O clipe que a gente fez é de uma música chamada “Cacimba de Mágoa”, que a gente gravou junto e compôs junto para o disco deles. Ela saiu antes do disco, em uma campanha que convidava as pessoas a curtir o clipe no Youtube. Isso está sendo monetizado e transformado em recursos que vão para as ONGs que cuidam das vítimas da Foz do Rio Doce, que é a região de Regência, um pico de surfe conhecido. O Tato, do Falamansa, é casado com uma capixaba e conhece muita gente de lá. A ideia nasceu também por isso, a gente conhece essas pessoas que fazem esse trabalho sério lá com as ONGs e sabe de muita gente que perdeu o trabalho, seja na pescaria seja no turismo, muita gente com a vida destroçada, além das vítimas fatais. A gente está falando dessas pessoas que a gente não quer que fiquem no esquecimento. A letra fala um pouco disso. A gente convocou também alguns artistas e atletas para participarem do clipe e isso chamou um pouco mais de atenção com personalidades apoiando a causa. Ficou bonito o clipe, bem emocionante e bem triste.

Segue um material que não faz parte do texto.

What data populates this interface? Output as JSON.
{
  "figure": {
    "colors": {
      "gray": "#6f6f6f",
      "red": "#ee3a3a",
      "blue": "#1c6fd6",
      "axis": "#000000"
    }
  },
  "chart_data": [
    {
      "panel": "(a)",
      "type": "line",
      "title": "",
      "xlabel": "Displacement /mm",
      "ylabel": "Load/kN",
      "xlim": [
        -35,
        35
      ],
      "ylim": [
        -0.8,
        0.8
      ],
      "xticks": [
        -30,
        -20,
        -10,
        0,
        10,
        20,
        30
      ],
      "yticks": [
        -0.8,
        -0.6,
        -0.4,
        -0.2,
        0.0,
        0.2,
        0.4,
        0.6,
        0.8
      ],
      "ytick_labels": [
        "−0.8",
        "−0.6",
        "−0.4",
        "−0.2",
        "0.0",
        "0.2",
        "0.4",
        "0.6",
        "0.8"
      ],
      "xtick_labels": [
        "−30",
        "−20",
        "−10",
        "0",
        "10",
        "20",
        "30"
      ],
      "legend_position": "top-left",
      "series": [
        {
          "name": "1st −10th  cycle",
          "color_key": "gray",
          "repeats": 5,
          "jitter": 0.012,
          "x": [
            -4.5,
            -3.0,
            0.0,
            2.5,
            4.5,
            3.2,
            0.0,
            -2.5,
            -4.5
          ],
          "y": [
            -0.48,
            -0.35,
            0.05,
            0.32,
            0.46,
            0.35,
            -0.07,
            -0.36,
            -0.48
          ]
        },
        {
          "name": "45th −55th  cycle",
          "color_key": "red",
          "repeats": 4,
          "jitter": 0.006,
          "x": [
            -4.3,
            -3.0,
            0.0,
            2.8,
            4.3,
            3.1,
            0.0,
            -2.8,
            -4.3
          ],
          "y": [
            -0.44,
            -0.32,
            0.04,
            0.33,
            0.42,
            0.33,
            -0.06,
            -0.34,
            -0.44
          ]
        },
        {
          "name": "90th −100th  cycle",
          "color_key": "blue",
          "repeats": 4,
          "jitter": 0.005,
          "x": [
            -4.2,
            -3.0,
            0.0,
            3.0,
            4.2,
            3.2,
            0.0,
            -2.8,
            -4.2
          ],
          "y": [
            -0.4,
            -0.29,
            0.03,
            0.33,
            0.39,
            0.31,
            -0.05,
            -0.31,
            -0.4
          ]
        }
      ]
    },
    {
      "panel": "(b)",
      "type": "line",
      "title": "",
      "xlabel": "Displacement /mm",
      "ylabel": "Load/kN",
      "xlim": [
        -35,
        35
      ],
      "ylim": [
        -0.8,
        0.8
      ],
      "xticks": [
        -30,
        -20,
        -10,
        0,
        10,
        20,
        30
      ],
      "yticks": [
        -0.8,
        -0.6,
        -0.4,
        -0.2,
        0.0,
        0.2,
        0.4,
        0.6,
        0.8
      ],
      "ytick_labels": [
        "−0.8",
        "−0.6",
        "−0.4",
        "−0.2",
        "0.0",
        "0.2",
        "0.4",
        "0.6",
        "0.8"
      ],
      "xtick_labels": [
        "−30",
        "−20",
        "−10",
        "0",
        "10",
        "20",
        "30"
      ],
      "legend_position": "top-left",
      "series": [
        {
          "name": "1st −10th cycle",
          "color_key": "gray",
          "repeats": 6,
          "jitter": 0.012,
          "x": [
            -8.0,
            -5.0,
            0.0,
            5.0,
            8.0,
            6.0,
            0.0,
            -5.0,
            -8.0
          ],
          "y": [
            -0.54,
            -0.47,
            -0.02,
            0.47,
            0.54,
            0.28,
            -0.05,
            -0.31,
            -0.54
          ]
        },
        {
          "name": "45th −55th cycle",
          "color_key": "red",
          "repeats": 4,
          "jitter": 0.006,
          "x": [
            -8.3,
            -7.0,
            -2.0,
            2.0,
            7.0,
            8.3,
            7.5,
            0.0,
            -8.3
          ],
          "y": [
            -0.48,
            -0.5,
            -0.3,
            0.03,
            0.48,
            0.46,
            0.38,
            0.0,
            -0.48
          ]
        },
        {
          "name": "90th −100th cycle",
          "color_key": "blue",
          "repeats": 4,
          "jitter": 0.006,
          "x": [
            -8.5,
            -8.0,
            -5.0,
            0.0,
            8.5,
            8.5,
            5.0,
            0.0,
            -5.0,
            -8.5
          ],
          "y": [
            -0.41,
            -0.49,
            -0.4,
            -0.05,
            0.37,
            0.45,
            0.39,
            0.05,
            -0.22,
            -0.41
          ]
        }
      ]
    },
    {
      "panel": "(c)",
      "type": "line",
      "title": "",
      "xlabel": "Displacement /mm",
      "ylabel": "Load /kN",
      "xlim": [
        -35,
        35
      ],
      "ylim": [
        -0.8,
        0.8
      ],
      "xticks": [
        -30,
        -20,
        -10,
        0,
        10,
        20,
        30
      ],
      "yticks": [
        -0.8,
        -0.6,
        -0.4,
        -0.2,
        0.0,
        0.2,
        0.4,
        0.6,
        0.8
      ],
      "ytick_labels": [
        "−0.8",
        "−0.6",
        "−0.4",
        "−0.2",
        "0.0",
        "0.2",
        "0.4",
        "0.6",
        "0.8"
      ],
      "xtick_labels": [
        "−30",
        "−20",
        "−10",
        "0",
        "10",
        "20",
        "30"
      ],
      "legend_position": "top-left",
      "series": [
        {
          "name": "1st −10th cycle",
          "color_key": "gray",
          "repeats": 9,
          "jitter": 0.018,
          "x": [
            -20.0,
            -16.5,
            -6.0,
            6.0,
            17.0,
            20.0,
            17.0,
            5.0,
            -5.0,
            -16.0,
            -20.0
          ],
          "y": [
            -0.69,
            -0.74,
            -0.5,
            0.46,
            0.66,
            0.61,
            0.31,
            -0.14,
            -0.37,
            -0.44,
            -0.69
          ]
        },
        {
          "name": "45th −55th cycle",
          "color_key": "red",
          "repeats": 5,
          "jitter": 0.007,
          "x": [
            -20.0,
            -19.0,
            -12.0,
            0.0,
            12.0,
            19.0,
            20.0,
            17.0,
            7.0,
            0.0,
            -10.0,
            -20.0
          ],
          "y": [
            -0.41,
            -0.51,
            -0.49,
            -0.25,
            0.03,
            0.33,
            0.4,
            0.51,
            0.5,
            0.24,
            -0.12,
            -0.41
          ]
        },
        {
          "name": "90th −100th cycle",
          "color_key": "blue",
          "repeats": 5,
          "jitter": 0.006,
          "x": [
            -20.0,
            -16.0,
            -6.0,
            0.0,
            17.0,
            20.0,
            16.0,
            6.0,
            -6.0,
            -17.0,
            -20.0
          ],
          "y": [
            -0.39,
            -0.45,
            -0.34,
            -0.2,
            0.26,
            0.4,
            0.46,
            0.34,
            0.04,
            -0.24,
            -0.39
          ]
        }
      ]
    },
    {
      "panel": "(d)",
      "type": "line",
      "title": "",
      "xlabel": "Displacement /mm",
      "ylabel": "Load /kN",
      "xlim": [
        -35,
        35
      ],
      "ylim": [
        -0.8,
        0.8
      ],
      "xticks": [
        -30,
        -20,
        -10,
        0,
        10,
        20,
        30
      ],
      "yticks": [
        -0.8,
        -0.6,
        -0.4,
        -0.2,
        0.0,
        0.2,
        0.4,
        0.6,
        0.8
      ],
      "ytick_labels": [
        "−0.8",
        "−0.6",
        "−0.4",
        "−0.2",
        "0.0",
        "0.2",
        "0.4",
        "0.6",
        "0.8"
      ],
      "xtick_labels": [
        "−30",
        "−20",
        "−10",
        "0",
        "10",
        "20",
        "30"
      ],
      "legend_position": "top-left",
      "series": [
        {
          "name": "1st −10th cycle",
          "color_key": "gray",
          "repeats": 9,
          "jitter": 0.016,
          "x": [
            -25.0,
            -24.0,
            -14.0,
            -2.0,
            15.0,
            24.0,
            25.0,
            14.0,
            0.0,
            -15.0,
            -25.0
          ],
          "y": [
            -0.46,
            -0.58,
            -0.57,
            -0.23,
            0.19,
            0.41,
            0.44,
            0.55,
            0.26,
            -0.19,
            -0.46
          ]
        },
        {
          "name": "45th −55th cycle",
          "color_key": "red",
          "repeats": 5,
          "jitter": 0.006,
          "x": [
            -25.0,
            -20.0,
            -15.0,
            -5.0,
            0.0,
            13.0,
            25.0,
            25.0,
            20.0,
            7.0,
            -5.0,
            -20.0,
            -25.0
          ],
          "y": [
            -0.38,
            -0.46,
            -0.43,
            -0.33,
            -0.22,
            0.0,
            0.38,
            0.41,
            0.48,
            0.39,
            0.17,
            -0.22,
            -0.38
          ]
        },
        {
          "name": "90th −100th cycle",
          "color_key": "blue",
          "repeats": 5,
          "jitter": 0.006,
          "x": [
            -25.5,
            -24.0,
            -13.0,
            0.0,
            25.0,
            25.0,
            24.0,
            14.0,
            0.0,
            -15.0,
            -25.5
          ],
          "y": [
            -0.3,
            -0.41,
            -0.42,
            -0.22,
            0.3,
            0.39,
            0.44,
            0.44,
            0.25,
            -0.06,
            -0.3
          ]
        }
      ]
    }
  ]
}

Até na letra da música eu falo isso:

Quando a gente olha na TV, quando você vê na TV por alguns segundos, às vezes vê todo mundo, mas não enxerga ninguém.

A gente quer que as pessoas tenham a oportunidade de entrar naquele assunto. O clipe - a música e as imagens - está passando bem a importância do assunto, o tamanho da tragédia que foi e agora já está encoberta por outro tipo de lama... sempre tem outras coisas que encobrem as notícias e elas vão ficando para trás. Mas essa não pode ficar para trás.

Woohoo: Na sua carreira, como você usou a música para tratar das questões sociais?

Eu até comento sobre o show que estamos fazendo, o show atual, a gente mistura esse lado, que é um lado marcante desde o início da carreira, que é meu lado da crítica social e comportamento. A letra do “Retrato de um Playboy”, por exemplo, que fala de comportamento do jovem e de assuntos sérios, como racismo e outros. Mas o que eu comento sobre os shows é que tem isso mesclado com o lado mais alegre, mais divertido, por exemplo, do "2345678" ou do "Rap do Feio", que é uma brincadeira que a gente chama as pessoas da plateia. Tem também as músicas mais recentes, que tem uma vibe bem positiva. O solitário surfista é uma delas. Eu acho que a música é livre, a gente pode falar de amor - eu aprendi isso com o Bob Marley - pode falar, de guerra, de amor, de pobreza, de luta, de resistência, e dos passarinhos com a mensagem de "Don't Worry" ( "não se preocupe" em português). Eu me sinto bem livre no rap.

Eu tenho esse lado de usar a música como uma ferramenta para fazer as pessoas pensarem. Eu, como ouvinte de música, senti, desde adolescente, que ela tem esse poder de influenciar, de abrir nossa cabeça.


As pessoas estão compartilhando muito a "Chega", desde quando ela foi feita há meses atrás. Agora estamos convidando os internautas a mandarem imagens cantando ou dublando a letra para a gente usar no videoclipe. A gente está recebendo as últimas imagens. É só entrar no Face GabrieloPensadoroficial e seguir as instruções. É uma música que é apartidária, fala de respeito, que a gente quer receber mais respeito por tudo que a gente faz. O nome é "Chega" e fala também da violência, lamentavelmente citando o caso do Ricardinho dos Santos. A galera que tá ligada no Woohoo com certeza já conhece a história, mas muitos brasileiros não deram tanta importância. Um surfista que um policial matou sem motivo. Isso também entrou na letra. Ela fala sobre os absurdos do Brasil, né?